L'église est une construction à trois nefs, de type basilical, qui présente une particularité fort rare : son chevet est tourné non vers l'est, mais vers l'ouest. A l’origine, elle était couverte d’une charpente. Voûtée en berceau brisé au XIIème siècle, elle a été embellie de chapelles latérales aux XIIIème et XIVème siècles. Intérieurement, le mur de façade reçoit trois absides d'un mode architectural carolingien.
Les fresques du XIIème qui ornent l'abside de la chapelle haute présentent un Christ en majesté entouré des 4 évangélistes et au-dessous deux figures d'anges.
Des armoires à reliques sont creusées dans les piliers de la deuxième travée.
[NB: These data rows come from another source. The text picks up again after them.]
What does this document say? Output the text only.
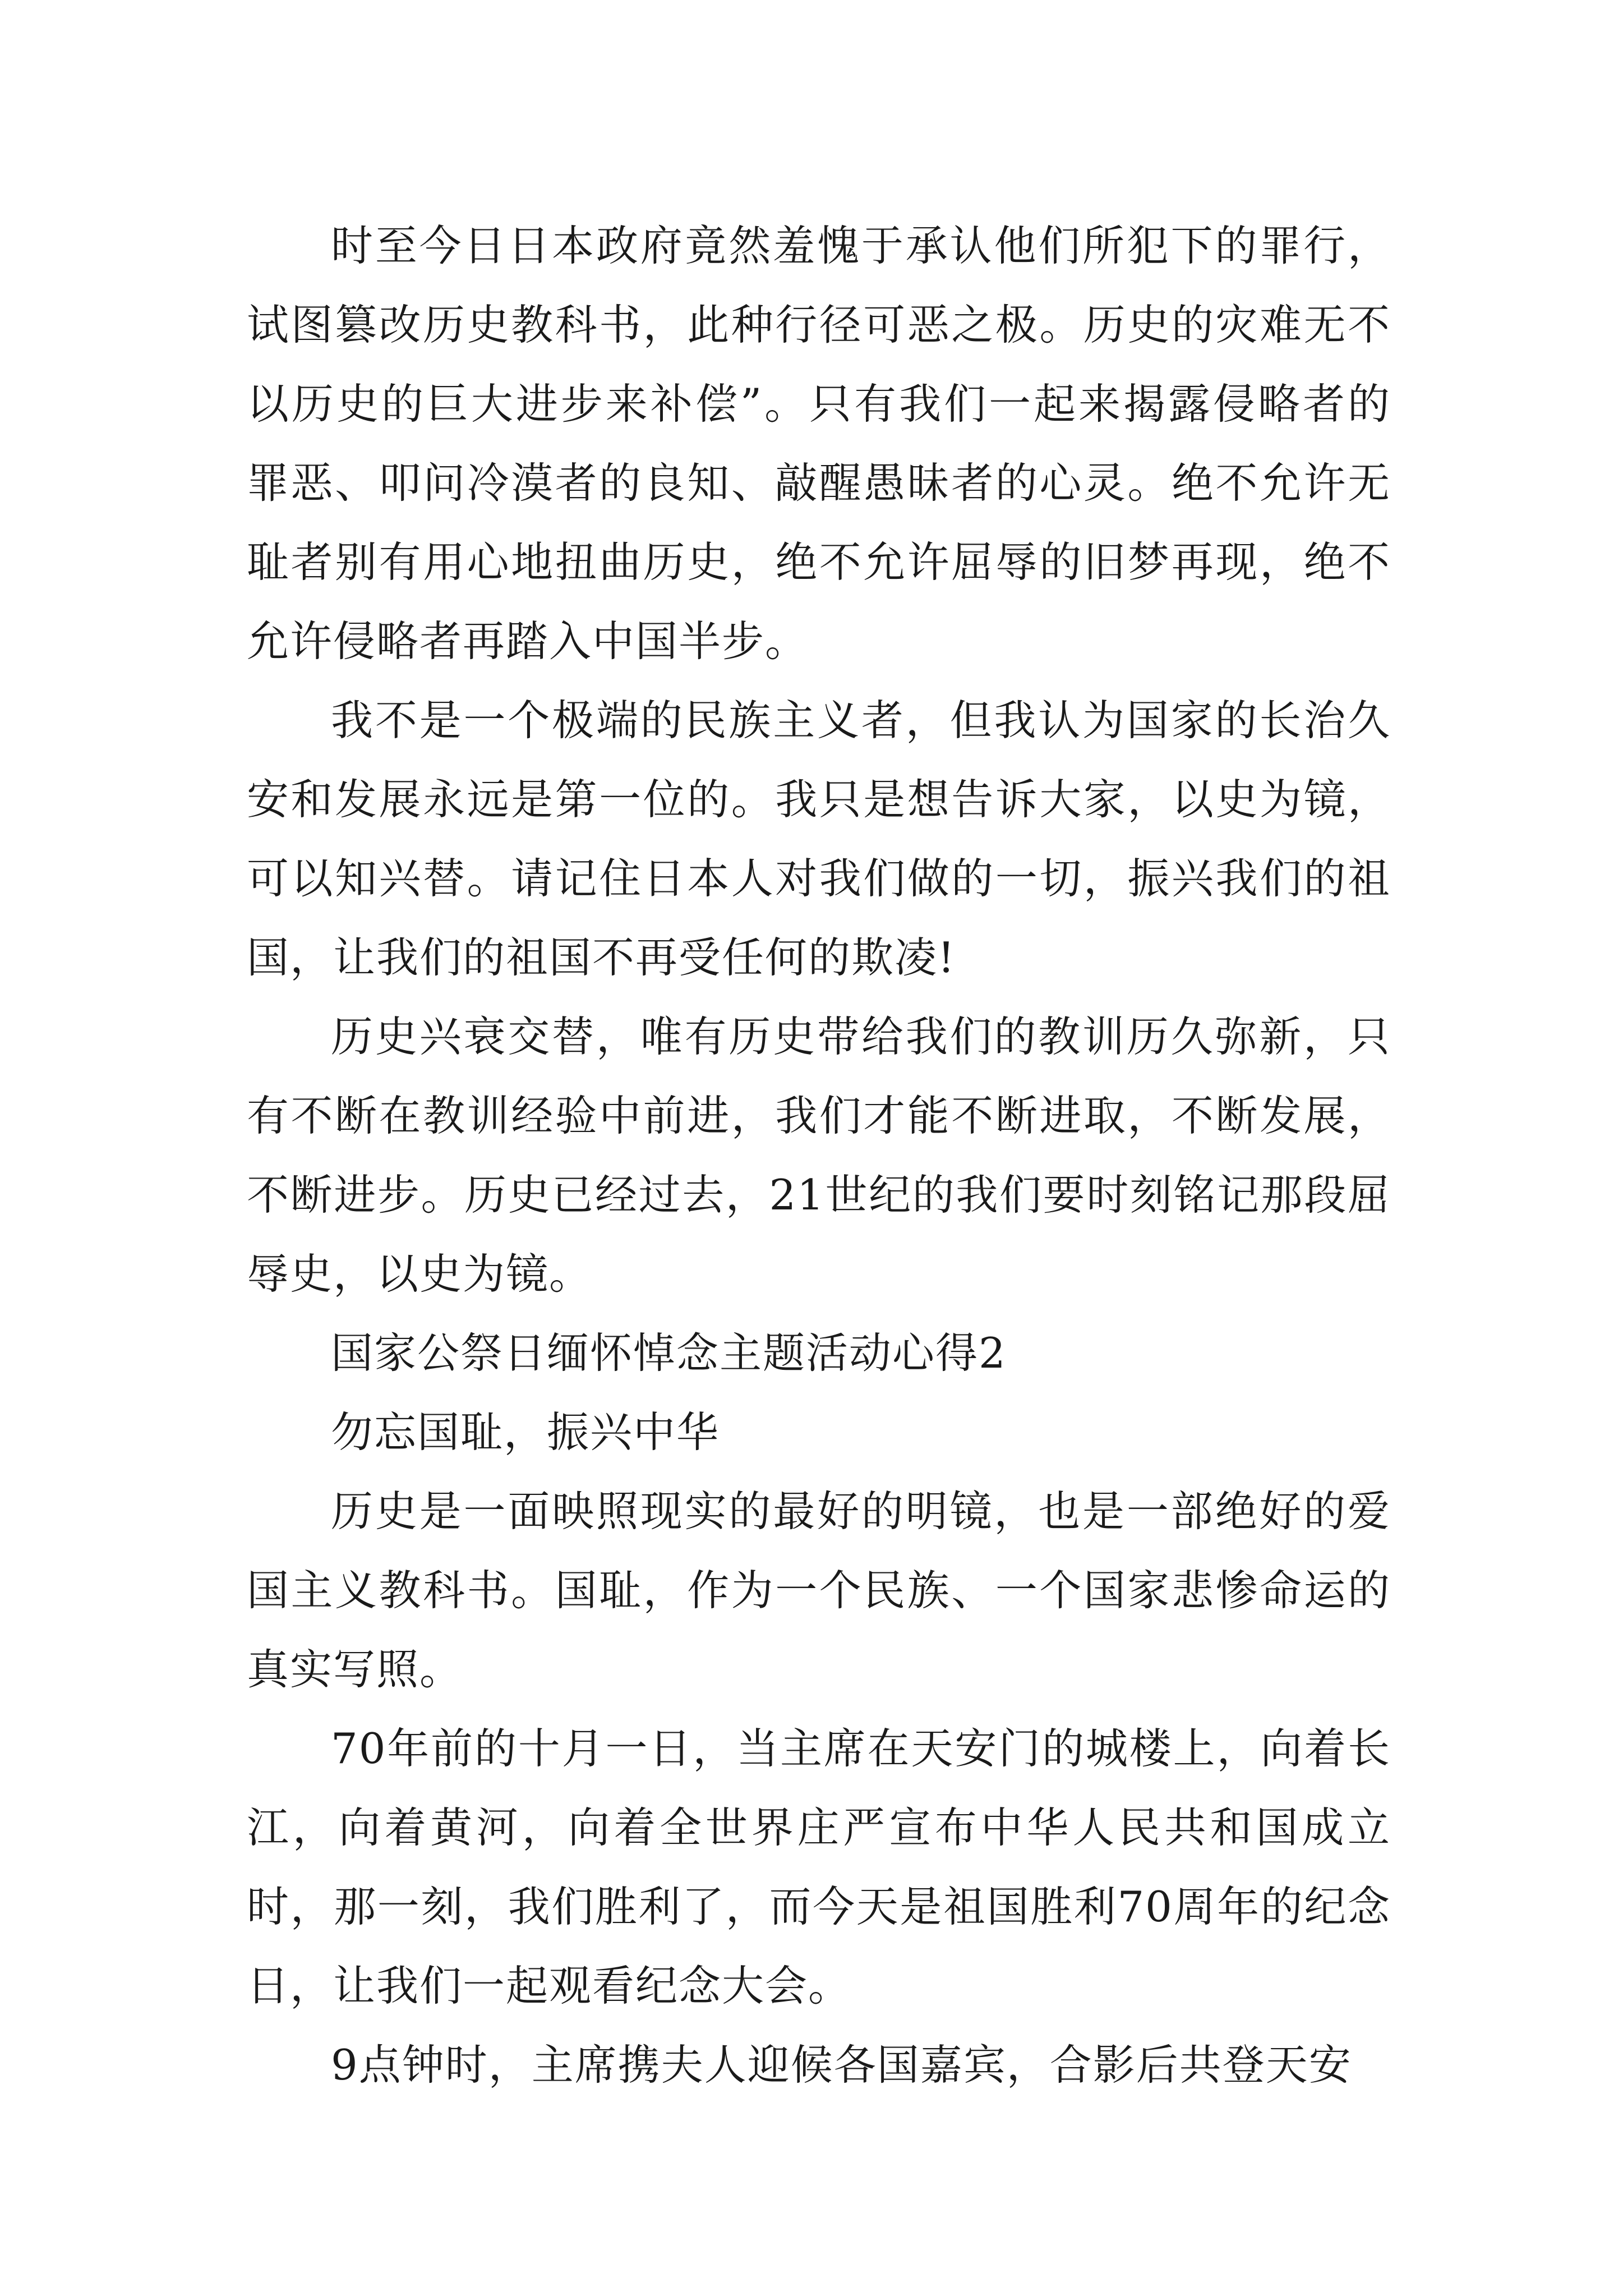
时至今日日本政府竟然羞愧于承认他们所犯下的罪行，试图篡改历史教科书，此种行径可恶之极。历史的灾难无不以历史的巨大进步来补偿”。只有我们一起来揭露侵略者的罪恶、叩问冷漠者的良知、敲醒愚昧者的心灵。绝不允许无耻者别有用心地扭曲历史，绝不允许屈辱的旧梦再现，绝不允许侵略者再踏入中国半步。

我不是一个极端的民族主义者，但我认为国家的长治久安和发展永远是第一位的。我只是想告诉大家，以史为镜，可以知兴替。请记住日本人对我们做的一切，振兴我们的祖国，让我们的祖国不再受任何的欺凌!

历史兴衰交替，唯有历史带给我们的教训历久弥新，只有不断在教训经验中前进，我们才能不断进取，不断发展，不断进步。历史已经过去，21世纪的我们要时刻铭记那段屈辱史，以史为镜。

国家公祭日缅怀悼念主题活动心得2

勿忘国耻，振兴中华

历史是一面映照现实的最好的明镜，也是一部绝好的爱国主义教科书。国耻，作为一个民族、一个国家悲惨命运的真实写照。

70年前的十月一日，当主席在天安门的城楼上，向着长江，向着黄河，向着全世界庄严宣布中华人民共和国成立时，那一刻，我们胜利了，而今天是祖国胜利70周年的纪念日，让我们一起观看纪念大会。

9点钟时，主席携夫人迎候各国嘉宾，合影后共登天安
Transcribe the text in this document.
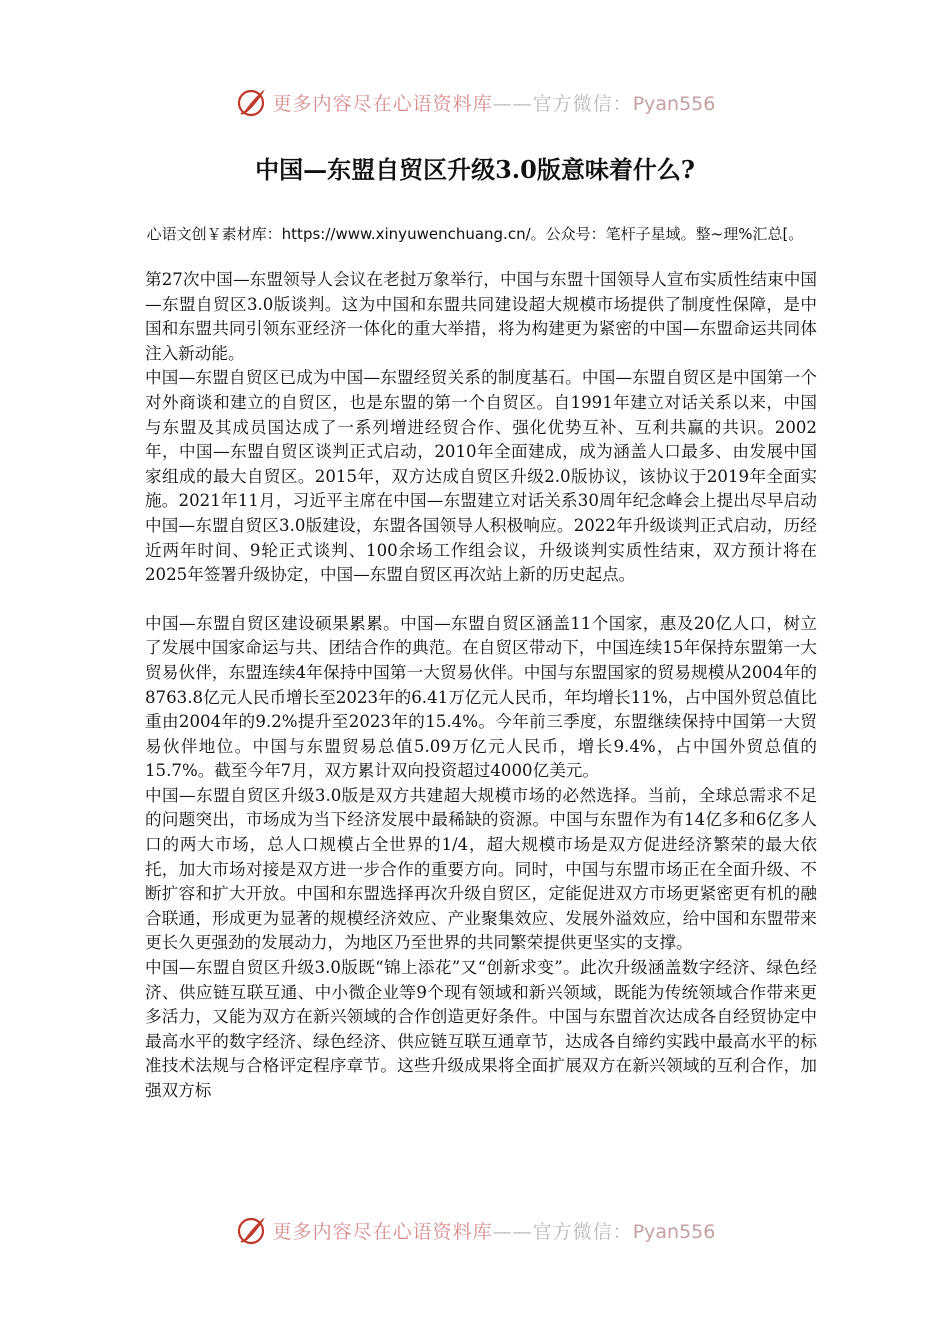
更多内容尽在心语资料库——官方微信：Pyan556
中国—东盟自贸区升级3.0版意味着什么?
心语文创￥素材库：https://www.xinyuwenchuang.cn/。公众号：笔杆子星域。整~理%汇总[。

第27次中国—东盟领导人会议在老挝万象举行，中国与东盟十国领导人宣布实质性结束中国—东盟自贸区3.0版谈判。这为中国和东盟共同建设超大规模市场提供了制度性保障，是中国和东盟共同引领东亚经济一体化的重大举措，将为构建更为紧密的中国—东盟命运共同体注入新动能。

中国—东盟自贸区已成为中国—东盟经贸关系的制度基石。中国—东盟自贸区是中国第一个对外商谈和建立的自贸区，也是东盟的第一个自贸区。自1991年建立对话关系以来，中国与东盟及其成员国达成了一系列增进经贸合作、强化优势互补、互利共赢的共识。2002年，中国—东盟自贸区谈判正式启动，2010年全面建成，成为涵盖人口最多、由发展中国家组成的最大自贸区。2015年，双方达成自贸区升级2.0版协议，该协议于2019年全面实施。2021年11月，习近平主席在中国—东盟建立对话关系30周年纪念峰会上提出尽早启动中国—东盟自贸区3.0版建设，东盟各国领导人积极响应。2022年升级谈判正式启动，历经近两年时间、9轮正式谈判、100余场工作组会议，升级谈判实质性结束，双方预计将在2025年签署升级协定，中国—东盟自贸区再次站上新的历史起点。

中国—东盟自贸区建设硕果累累。中国—东盟自贸区涵盖11个国家，惠及20亿人口，树立了发展中国家命运与共、团结合作的典范。在自贸区带动下，中国连续15年保持东盟第一大贸易伙伴，东盟连续4年保持中国第一大贸易伙伴。中国与东盟国家的贸易规模从2004年的8763.8亿元人民币增长至2023年的6.41万亿元人民币，年均增长11%，占中国外贸总值比重由2004年的9.2%提升至2023年的15.4%。今年前三季度，东盟继续保持中国第一大贸易伙伴地位。中国与东盟贸易总值5.09万亿元人民币，增长9.4%，占中国外贸总值的15.7%。截至今年7月，双方累计双向投资超过4000亿美元。

中国—东盟自贸区升级3.0版是双方共建超大规模市场的必然选择。当前，全球总需求不足的问题突出，市场成为当下经济发展中最稀缺的资源。中国与东盟作为有14亿多和6亿多人口的两大市场，总人口规模占全世界的1/4，超大规模市场是双方促进经济繁荣的最大依托，加大市场对接是双方进一步合作的重要方向。同时，中国与东盟市场正在全面升级、不断扩容和扩大开放。中国和东盟选择再次升级自贸区，定能促进双方市场更紧密更有机的融合联通，形成更为显著的规模经济效应、产业聚集效应、发展外溢效应，给中国和东盟带来更长久更强劲的发展动力，为地区乃至世界的共同繁荣提供更坚实的支撑。

中国—东盟自贸区升级3.0版既“锦上添花”又“创新求变”。此次升级涵盖数字经济、绿色经济、供应链互联互通、中小微企业等9个现有领域和新兴领域，既能为传统领域合作带来更多活力，又能为双方在新兴领域的合作创造更好条件。中国与东盟首次达成各自经贸协定中最高水平的数字经济、绿色经济、供应链互联互通章节，达成各自缔约实践中最高水平的标准技术法规与合格评定程序章节。这些升级成果将全面扩展双方在新兴领域的互利合作，加强双方标

更多内容尽在心语资料库——官方微信：Pyan556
Elles servaient à garder les reliques de saint Abdon et saint Sennen.
La façade comporte un portail avec un linteau de granit en forme de bâtière, portant l’alpha et l’oméga et les lettres AA. Il appartient peut-être à l’église du XIème siècle.
Le décor sculpté dans le tympan est lui du XIème et représente un Christ en gloire entouré des symboles des évangélistes, ce que l’on appelle les 4 vivants.
Au-dessus, au sommet de la façade, une série d’arcatures caractéristiques du style lombard du premier art roman, ensemble de dix grandes baies cintrées dont deux seulement sont à claire-voie. Cet ensemble est surmonté par un pignon orné d'une galerie d'arcades aveugles.
La contre–abside de l’église possède une chapelle haute située au-dessus du portail, où l’on accédait par un escalier à double volée. Cette chapelle est dédiée à saint Michel et aux archanges. Elle est décorée de fresques du XIIème siècle.
Les tours de défense du XIème siècle étaient au nombre de 4 : à l’ouest les deux clochers de l’église (un seul subsiste) , à l’ouest les deux tours de défense qui encadrent le parvis.